UAB dance team coach Abby Southerland’s passion for dance is contagious
Abby Southerland’s mom didn’t know a lot about dance when she let her daughter try it out as a 3-year-old — but she could certainly tell you a lot about it now, Southerland said.
Because once Southerland started dancing, she never stopped. Her life has circled around dance ever since.
“I was always a different person when I was on stage in front of an audience, and my mom could see that. She just encouraged me to keep going,” she said. “It was kind of my go-to and it just grew from there. I didn’t do sports — I just stuck with dance.”
These days, Southerland is the coach of the UAB Golden Girls dance team — the perfect place for her passion for dance to keep getting passed on, she said. “I’m getting to teach what I love to do to other people.”
She loves all dancing, but dance teams have had a special place in her heart since she joined the team in middle school, Southerland said. She kept on through her years at Spain Park High School, then went on to be captain of the University of Alabama’s dance team, the Crimson Cabaret.
“It was awesome,” she said of her years at UA, during which time she got to perform at Madison Square Garden and appear twice on ESPN College GameDay. “Alabama (football) won two national championships while I was there, and getting to be around that was amazing. It was like a dream come true getting to dance there.
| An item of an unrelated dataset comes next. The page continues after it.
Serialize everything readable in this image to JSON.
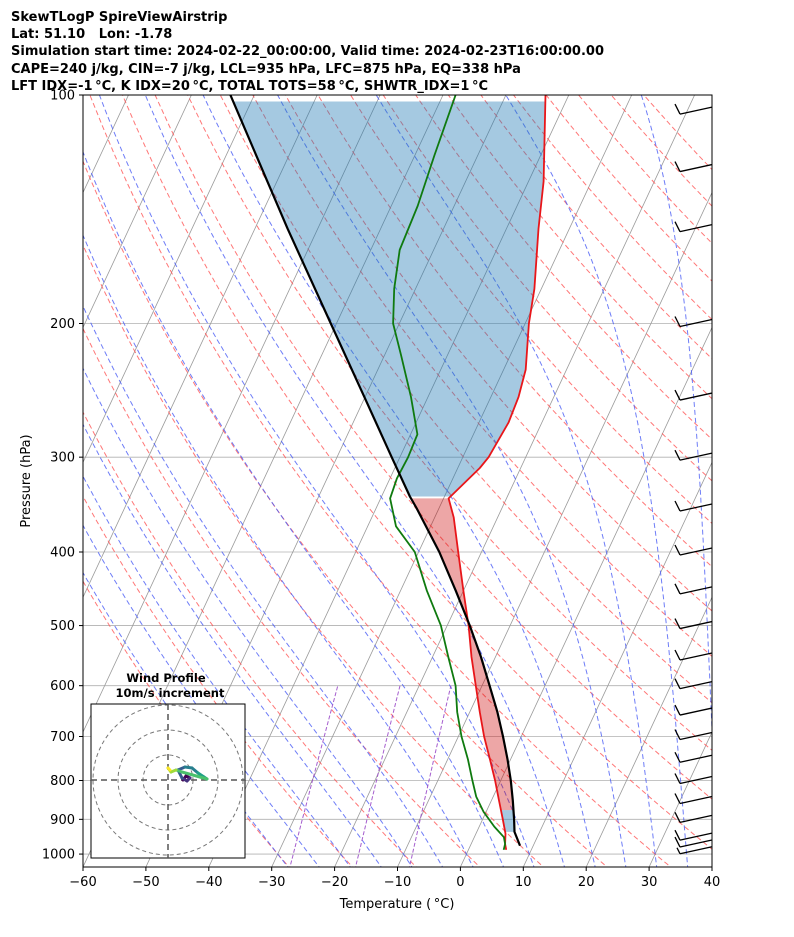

I loved every minute of it.”
Southerland said she’s a huge sports fan and has been an Alabama fan “since I was born,” so getting to be around athletics is one of her favorite parts of team dancing.
“It also teaches you about how to work within a group of people, and that’s a lesson that spills over into other areas of your life as well,” she said, noting that it’s helped her in everything from dance team competitions to her work at Dominick Feld Hyde, P.C. law firm.
After her time at UA, Southerland served as dance team coach for Spain Park High School for three years, then moved to UAB in 2016.
“Abby has been a wonderful addition to the UAB Spirit Program this year,” said Ryan Martin, UAB Spirit Coordinator and a cheer colleague of Southerland’s from UA. “I hired her because she truly has a passion for teaching others and for dance.”
The job, she said, takes a lot of time and energy, and if it’s not something you love, it will be hard to stay motivated.
“Abby is always coming to me with new ideas and ways to improve our presence at games and competitions, as well as improving the lives of our student athletes,” Martin said. “We are very lucky to have her here at UAB.”
Martin and Southerland are now working together to bring the “big school mentality” they had at UA to the dance team at UAB, Southerland said.
“We hope it will make our program grow and become a competitive team,” she said. “That’s our goal — to make it an ideal program that people want to come be a part of, to give it a competitive edge. We are excited about it, and we are super excited about football coming back next year.”
Southerland has been building programs wherever she’s gone, like at Jackie O’Neal School of Dance in Vestavia, where she’s built two hip-hop companies from the ground up.
“We have 50-plus kids in that program now,” she said.
Tammy Towns, owner of that dance school, said Southerland has practically grown up at the studio and that her impact on students today is something powerful.
“It’s been awesome for the studio having her back to teach and work with the hip hop companies,” Towns said. “She’s got so much charisma. She’s a unique individual, very creative, and she’s a strong role model for the younger people.”
Coaching and teaching has a special place in Southerland’s heart, and though she loves jazz and pom, hip-hop has always been her favorite, she said. “The energy and fun of it has always been my go-to.”